Healthy On A Budget

If you’re trying to eat healthy without breaking the bank, don’t worry: It can be done.

No one should have to spend their whole paycheck on a cart of groceries, despite the reputation healthy food has for being out of reach. We have some recommendations for saving money while eating nutritiously.

  • One of the simplest ways to stay healthy on a budget is by using a shopping list. Not only do they help you make healthier food choices, they help you stick to what’s planned for the week ahead and keep you on track with how much you’re spending.
  • Grocery shop when your belly is full. Hunger can make it tempting to add unhealthy snacks to the cart. Consider shopping after a balanced breakfast or right after dinner or lunch.
  • When fruits and veggies are on sale, stock up. Buy extra, and freeze them for future meals.
  • Look for seasonal produce. Due to the accessibility of it, it’s usually much cheaper.
  • Frozen and canned (make sure to get low-sodium!) vegetables typically cost less than fresh. Consumers even benefit from a higher intake of key nutrients in frozen items because they are preserved within hours of harvest. Items such as chopped onions, spinach, bell peppers, carrots, and peas make it easy to toss into any meal without the time constraints of cutting and prepping fresh vegetables.
  • Stock up on whole grains, like brown rice, farro, barley, and oats, and beans or lentils. These are inexpensive items that add substance and nutritious benefits to many different kinds of meals. Loaded with fiber and protein, these will keep you and the family full longer.
  • Diversify the cuts of meat you buy, and stock up on the sale meats, which can be frozen for later use. Some of the healthiest animal proteins to get are fish, turkey, and skinless white meat chicken. Remember to add seasonings, such as chili powder, garlic, or cumin, to really bring out the flavor.
  • Try eating well-balanced vegetarian meals more frequently. Meat is more expensive than proteins like eggs, beans, and legumes.
  • Don’t let anything go to waste. The average household wastes between 20-30% of their food. Re-purpose leftovers, and make sure to always use your produce (starting with the oldest first). Cooking vegetables on their way out in a “kitchen sink” meal, like soup, chili, or stir fry, is a great way to use up your produce and make the most of dollars you spent.

The Low-Down on Organic

Organic food is often more expensive than non-organic food, but that doesn’t mean you can’t eat “cleaner.” Select certain organic items to purchase, while others you can buy conventional.

The Environmental Working Group has a list of produce they call the “Clean Fifteen,” which are the least pesticide-ridden fruits and vegetables: avocados, sweet corn, pineapples, cabbage, frozen peas, onions, asparagus, mushrooms, papayas, kiwis, eggplant, honeydew melon, cantaloupe, cauliflower and broccoli.
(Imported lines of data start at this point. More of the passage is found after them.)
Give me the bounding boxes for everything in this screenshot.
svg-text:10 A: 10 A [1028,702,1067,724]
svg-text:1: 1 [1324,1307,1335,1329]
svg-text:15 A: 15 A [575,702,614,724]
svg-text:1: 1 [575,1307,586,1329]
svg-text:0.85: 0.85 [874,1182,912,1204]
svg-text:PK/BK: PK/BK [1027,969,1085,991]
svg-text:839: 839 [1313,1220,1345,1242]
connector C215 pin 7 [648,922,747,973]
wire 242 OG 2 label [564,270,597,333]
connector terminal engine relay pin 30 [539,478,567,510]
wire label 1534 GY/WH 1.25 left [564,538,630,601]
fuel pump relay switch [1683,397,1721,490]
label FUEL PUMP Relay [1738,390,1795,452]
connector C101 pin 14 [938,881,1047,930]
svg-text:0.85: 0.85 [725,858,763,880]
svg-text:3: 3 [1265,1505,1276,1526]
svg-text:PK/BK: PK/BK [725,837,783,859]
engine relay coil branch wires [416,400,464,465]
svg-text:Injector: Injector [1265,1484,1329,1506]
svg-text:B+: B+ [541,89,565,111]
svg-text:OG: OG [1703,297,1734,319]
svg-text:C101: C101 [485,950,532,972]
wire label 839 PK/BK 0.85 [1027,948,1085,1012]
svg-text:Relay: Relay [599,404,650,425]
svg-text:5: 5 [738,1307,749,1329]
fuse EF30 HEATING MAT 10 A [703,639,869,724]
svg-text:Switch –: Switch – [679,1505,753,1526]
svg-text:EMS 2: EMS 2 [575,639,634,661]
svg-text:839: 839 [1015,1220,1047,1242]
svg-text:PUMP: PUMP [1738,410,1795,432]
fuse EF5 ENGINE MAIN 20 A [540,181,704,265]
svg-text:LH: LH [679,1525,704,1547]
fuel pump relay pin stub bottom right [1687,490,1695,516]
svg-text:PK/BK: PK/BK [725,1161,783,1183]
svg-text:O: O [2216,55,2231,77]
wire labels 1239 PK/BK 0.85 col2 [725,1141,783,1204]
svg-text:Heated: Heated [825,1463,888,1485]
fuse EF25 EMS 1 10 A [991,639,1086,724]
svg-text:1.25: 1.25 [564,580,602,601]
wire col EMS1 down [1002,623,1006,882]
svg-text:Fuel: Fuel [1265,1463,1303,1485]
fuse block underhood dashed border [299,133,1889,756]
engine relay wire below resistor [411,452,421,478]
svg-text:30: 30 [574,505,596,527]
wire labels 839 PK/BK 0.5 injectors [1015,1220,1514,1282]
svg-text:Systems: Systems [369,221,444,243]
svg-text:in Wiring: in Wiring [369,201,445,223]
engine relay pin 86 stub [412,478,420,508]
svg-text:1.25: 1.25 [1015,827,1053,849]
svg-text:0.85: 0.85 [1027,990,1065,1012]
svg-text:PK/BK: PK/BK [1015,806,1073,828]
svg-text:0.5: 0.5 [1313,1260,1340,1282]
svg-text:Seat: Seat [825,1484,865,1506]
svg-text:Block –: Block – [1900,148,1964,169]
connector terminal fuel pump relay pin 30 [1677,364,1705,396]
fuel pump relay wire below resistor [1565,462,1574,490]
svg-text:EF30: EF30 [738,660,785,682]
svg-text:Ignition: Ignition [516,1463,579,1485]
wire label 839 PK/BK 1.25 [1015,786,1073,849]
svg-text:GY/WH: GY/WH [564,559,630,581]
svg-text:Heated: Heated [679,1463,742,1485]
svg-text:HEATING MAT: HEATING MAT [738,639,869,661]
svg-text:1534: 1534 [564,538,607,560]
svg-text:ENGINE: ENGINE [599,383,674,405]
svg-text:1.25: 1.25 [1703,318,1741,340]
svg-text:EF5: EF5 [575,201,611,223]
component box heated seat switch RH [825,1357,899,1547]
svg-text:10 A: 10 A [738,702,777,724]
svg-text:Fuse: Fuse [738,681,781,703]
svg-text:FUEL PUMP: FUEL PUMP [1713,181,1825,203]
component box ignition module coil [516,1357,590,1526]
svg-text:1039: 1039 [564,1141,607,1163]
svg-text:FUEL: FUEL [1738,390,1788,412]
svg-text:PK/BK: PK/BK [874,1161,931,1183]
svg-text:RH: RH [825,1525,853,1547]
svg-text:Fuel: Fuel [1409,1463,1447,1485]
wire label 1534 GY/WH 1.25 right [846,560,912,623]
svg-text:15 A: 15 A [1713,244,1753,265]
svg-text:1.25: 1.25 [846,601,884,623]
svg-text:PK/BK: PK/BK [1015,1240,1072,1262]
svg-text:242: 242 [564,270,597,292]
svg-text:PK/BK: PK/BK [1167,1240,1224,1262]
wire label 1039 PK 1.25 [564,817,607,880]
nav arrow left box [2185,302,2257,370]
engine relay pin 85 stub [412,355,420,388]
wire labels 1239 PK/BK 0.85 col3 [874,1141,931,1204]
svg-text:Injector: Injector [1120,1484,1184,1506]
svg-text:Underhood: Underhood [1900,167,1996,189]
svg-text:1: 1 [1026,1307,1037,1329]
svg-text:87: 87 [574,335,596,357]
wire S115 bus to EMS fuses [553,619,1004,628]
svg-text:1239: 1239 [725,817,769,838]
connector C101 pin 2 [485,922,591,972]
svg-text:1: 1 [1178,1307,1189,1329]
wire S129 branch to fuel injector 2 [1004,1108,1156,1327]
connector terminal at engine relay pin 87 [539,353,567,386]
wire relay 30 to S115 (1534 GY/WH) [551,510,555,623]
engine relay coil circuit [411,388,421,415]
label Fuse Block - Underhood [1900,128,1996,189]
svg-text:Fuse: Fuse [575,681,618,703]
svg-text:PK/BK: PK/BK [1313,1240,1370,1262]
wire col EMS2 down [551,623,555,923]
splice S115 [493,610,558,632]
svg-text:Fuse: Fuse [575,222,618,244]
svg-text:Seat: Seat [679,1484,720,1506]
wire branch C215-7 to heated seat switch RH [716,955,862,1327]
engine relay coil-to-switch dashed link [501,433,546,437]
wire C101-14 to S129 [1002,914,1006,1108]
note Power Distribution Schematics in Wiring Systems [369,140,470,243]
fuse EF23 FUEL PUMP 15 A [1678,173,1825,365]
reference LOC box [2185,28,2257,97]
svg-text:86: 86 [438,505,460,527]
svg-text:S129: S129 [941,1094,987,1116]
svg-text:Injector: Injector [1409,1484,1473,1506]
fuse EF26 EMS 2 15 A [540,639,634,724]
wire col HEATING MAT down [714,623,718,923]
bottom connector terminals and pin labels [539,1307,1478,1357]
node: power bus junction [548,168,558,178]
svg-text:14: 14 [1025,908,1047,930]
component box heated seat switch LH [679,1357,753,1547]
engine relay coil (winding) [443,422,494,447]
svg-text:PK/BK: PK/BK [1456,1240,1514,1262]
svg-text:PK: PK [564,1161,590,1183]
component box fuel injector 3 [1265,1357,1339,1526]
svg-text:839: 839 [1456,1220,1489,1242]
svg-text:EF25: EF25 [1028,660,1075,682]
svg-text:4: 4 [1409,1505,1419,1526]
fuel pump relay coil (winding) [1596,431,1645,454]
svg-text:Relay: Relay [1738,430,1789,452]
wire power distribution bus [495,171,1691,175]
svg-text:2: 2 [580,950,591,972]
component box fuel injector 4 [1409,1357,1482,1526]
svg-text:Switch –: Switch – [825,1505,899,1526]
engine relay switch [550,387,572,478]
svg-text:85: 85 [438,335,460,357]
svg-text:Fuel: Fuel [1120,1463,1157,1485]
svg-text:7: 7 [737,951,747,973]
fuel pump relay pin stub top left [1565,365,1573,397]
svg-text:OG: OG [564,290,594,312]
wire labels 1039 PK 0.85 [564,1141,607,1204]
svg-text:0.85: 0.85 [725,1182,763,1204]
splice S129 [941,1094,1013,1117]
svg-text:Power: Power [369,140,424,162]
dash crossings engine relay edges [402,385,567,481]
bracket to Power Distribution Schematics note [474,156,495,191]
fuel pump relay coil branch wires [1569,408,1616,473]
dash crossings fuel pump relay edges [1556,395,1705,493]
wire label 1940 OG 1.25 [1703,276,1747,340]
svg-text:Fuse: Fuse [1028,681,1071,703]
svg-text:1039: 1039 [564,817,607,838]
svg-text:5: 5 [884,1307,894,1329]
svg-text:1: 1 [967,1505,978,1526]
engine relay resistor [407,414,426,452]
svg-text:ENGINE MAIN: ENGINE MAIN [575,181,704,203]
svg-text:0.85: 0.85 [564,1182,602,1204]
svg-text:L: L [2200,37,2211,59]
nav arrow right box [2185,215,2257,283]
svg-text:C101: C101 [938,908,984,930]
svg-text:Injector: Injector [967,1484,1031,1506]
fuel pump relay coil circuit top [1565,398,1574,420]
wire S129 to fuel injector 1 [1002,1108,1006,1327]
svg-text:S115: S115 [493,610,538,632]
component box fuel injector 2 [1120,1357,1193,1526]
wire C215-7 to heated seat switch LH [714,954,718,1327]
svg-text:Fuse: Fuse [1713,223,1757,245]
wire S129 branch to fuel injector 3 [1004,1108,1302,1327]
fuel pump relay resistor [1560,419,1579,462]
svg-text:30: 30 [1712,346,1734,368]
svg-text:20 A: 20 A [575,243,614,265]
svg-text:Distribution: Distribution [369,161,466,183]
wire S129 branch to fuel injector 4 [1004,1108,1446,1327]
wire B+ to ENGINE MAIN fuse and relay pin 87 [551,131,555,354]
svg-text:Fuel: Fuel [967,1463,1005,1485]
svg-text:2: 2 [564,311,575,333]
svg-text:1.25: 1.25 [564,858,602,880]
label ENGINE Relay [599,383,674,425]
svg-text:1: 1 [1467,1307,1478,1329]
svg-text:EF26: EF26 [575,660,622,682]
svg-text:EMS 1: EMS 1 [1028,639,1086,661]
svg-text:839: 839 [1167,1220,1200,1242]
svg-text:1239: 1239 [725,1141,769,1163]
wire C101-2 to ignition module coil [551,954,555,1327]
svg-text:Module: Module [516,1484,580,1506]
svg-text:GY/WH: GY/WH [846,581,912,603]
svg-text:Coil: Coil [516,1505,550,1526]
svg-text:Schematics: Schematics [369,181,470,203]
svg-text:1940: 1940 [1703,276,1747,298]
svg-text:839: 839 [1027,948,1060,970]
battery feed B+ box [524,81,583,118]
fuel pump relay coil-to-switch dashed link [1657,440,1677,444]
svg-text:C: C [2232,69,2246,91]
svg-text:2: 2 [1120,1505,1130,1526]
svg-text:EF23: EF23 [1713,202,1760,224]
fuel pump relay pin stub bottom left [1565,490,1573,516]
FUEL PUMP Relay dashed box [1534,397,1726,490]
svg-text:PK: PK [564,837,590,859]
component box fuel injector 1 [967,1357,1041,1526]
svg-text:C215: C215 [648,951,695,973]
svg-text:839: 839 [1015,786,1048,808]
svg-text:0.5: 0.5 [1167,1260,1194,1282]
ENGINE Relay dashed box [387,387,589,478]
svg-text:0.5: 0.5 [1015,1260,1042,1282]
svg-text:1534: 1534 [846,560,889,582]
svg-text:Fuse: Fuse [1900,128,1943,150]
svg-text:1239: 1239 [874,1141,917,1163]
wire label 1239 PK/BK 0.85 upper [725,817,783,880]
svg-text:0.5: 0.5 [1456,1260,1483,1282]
Their Dirty Dozen, or non-organic produce with the most pesticides, are: strawberries, spinach, kale, nectarines, apples, grapes, peaches, cherries, pears, tomatoes, celery, potatoes, and hot peppers.

Compare to what’s one your shopping list and consider purchasing accordingly.

Eating Together

Sitting down to eat as a family at home with your kids costs less than eating out and also helps create healthy eating habits. It introduces more quality time together, especially if you get kids involved with cooking or food prep. Eating as a family causes everyone to slow down, and as a result of slowing down, we tend to be more conscious of what we are consuming.

It can take up to 20 minutes for the brain to register fullness. When you sit down to eat (with the TV off and cell phones away) talk to your child about their day. You then allow more time for your brain to communicate with your stomach to tell you when you’ve had enough to eat, which reduces overeating. Plus, it’s an opportunity to model nutritious eating habits for your children.

You Can Grow Your Own Way

Planting a home garden is a cost-effective way to grow your own food. Added bonus? Gardening is a fantastic and educational way to get kids interested in healthy eating (and a new hobby).

  • Keeping a pot or two of herbs in your kitchen is far cheaper than buying fresh herbs at the store. You can also freeze them for future use.
  • You don’t need a lot of yard space to have a small vegetable garden. Use that space wisely by growing these plants that tend to produce the most abundant vegetables: tomatoes, eggplant, summer squash/zucchini, cucumbers, okra, pole beans, peppers, peas, and potatoes.
  • Community food sharing is another sustainable way to save on produce and encourage locally-sourced, organic food.